Inguinal Hernia Surgery



How will my hernia be fixed?

The hernia can be fixed by an open repair or keyhole repair. The first question which comes to mind is that what anaesthesia will you have.

What Anaesthesia will I have?

Hernias can be repaired under local anaesthetic, and this is necessary in some patients because a general anaesthetic is considered a high risk and some patients choose to have a local anaesthetic as it is their personal preference. However, I recommend an operation under General anaesthetic as it more comfortable for the patient and can be performed faster. Local anaesthetic precludes the use of keyhole (laparoscopic surgery).

There are two types of operative approaches- open and keyhole (laparoscopic).
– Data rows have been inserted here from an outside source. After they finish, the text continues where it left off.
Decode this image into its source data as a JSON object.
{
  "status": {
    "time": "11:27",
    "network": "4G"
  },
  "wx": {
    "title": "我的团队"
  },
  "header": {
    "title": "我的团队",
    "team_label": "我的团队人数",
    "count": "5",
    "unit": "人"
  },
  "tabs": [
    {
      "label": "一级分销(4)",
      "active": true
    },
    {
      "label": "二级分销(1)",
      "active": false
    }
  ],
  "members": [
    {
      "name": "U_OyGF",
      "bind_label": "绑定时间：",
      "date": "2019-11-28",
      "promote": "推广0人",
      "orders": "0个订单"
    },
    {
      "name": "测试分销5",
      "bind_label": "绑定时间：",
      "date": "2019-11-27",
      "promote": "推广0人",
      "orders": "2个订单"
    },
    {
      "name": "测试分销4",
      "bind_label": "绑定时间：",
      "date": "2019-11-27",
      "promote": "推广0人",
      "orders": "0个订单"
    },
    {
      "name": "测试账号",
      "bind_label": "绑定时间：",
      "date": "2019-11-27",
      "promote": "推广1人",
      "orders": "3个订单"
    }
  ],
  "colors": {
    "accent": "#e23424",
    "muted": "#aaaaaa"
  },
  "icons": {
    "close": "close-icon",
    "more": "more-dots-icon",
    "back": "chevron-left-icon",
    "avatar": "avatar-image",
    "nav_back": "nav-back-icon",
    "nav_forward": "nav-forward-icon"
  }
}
The open approach is a perfectly safe approach and in good hands associated with minimal pain/scarring. It is less invasive compared to the keyhole approach and the overall recurrence rate is 2 in a 100. The surgeon will make an incision (cut), usually over your hernia bulge. The hernial contents bulging through the abdominal wall are returned to where they belong and the defect is closed by stitches . In addition, the muscle wall around the hernia is strengthened and reinforced by placing a fine sterile synthetic mesh to prevent a hernia developing again. Subsequently the overlying muscle sheath, soft tissues and skin are closed with sutures. The skin sutures are usually absorbable. We do infiltrate local anaesthetic in the wound and sometimes do a nerve block to reduce pain.

Laparoscopic (keyhole surgery) repair- usually 3-4 small cuts in the abdomen. There are two types of Laparoscopic keyhole operations


The hernia site is accessed between the layers of the abdominal wall, without entering the peritoneal cavity. TEP repair is considered to be technically more difficult than the TAPP technique, but it may reduce the risk of damage to intra-abdominal organs. The disadvantage is a slightly higher risk of pain.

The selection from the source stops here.